Durante décadas, Pemex, Petrobras y Petróleos de Venezuela (PDVSA) han sido pilares del poder energético estatal en América Latina. Sin embargo, enfrentan desafíos semejantes: mantener la producción y atraer capital sin perder el control estratégico de sus recursos, en distintos contextos políticos y económicos.
En Venezuela, la transición tras la salida de Nicolás Maduro no ha redefinido el modelo petrolero de PDVSA. Aunque formalmente estatal, la empresa funciona mediante alianzas con socios extranjeros como Chevron, Repsol y compañías chinas, que aportan inversión y tecnología. No obstante, la infraestructura deteriorada, sanciones internacionales y la inseguridad jurídica dificultan la llegada de nuevos capitales. PDVSA exhibe una producción muy por debajo de su potencial, a pesar de contar con una de las mayores reservas petroleras del mundo.

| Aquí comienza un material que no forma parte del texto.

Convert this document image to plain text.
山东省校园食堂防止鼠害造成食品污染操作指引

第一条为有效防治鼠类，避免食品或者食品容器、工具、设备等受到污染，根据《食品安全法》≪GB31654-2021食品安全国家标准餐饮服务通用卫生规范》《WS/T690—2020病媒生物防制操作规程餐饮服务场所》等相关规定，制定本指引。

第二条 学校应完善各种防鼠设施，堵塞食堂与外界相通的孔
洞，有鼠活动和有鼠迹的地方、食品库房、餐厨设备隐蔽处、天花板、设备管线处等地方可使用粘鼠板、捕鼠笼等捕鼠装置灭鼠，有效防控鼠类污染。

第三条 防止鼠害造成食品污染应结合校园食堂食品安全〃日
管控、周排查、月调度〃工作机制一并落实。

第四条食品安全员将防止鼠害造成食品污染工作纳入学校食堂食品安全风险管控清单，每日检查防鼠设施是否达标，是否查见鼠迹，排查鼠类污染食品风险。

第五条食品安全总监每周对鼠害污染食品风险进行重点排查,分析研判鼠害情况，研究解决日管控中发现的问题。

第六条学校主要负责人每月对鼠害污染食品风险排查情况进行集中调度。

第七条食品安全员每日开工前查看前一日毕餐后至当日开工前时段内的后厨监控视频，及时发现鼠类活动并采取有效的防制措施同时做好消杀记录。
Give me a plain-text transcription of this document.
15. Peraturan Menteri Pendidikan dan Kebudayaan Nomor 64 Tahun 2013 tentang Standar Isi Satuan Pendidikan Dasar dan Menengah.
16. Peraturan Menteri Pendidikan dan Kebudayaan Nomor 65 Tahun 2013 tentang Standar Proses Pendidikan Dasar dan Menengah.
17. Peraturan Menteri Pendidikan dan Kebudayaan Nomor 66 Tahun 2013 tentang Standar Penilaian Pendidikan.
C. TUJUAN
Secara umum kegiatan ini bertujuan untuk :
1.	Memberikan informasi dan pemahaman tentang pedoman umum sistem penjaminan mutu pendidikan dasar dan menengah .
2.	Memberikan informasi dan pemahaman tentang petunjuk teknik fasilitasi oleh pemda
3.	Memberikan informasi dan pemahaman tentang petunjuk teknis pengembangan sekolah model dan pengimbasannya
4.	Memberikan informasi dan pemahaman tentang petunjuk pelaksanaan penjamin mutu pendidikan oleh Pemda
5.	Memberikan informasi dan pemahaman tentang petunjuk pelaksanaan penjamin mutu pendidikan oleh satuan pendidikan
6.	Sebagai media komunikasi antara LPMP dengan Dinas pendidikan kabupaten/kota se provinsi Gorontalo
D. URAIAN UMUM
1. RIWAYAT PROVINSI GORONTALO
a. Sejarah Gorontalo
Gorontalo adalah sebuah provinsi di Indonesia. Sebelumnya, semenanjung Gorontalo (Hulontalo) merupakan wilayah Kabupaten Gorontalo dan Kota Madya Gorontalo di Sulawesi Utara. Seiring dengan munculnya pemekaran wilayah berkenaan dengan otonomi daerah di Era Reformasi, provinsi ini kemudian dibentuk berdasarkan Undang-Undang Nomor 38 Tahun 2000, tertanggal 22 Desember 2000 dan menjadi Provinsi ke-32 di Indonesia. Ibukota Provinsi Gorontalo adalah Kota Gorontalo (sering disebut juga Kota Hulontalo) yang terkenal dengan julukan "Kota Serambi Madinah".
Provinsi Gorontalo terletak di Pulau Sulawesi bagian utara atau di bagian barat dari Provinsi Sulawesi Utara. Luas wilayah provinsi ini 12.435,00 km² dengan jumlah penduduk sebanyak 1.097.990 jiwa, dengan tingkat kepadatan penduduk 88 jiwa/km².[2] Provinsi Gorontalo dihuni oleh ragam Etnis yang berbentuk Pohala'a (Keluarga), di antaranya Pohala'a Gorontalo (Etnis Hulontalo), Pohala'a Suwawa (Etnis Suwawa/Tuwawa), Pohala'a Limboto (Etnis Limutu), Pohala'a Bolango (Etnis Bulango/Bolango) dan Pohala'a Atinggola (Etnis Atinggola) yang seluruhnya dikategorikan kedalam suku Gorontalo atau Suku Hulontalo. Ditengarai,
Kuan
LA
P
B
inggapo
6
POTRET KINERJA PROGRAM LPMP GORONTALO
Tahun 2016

Brasil, a través de Petrobras, ofrece un modelo diferente: creó un esquema de capital abierto desde 1997 que permitió la entrada de inversiones privadas para reactivar la producción, especialmente en aguas profundas. Actualmente, Petrobras es semipública, con aproximadamente 37% de acciones bajo control estatal y el resto en manos de inversionistas privados e institucionales. Esto ha favorecido la diversificación y una recuperación operativa importante, a pesar de los escándalos de corrupción que afectaron a la empresa en años previos.
En México, Pemex ha retornado a un control estatal más estricto tras la reforma energética de 2024. Pese a que se mantienen los contratos mixtos con privados, el Estado conserva la mayoría de participación y control. La petrolera enfrenta presiones financieras significativas con una deuda que supera los 103 mil millones de dólares y una producción que ronda 1.6 millones de barriles diarios. Su historia muestra un retorno al modelo público tras años de apertura y cambios regulatorios.
Leonardo Beltrán, experto del Instituto de las Américas, destaca que las petroleras estatales deben generar certidumbre jurídica y condiciones contractuales atractivas para captar inversión privada, sin dejar de preservar los intereses estatales. Señala que factores externos como la geopolítica o la transición energética influyen, pero existen elementos internos que las empresas pueden ajustar para mejorar su competitividad y atraer capital.
En síntesis, aunque con diferencias históricas y estructurales, Pemex, Petrobras y PDVSA comparten el desafío de adaptarse a un contexto global más complejo, donde el control estatal, la necesidad de inversión y la competitividad son fuerzas en tensión para asegurar su viabilidad futura.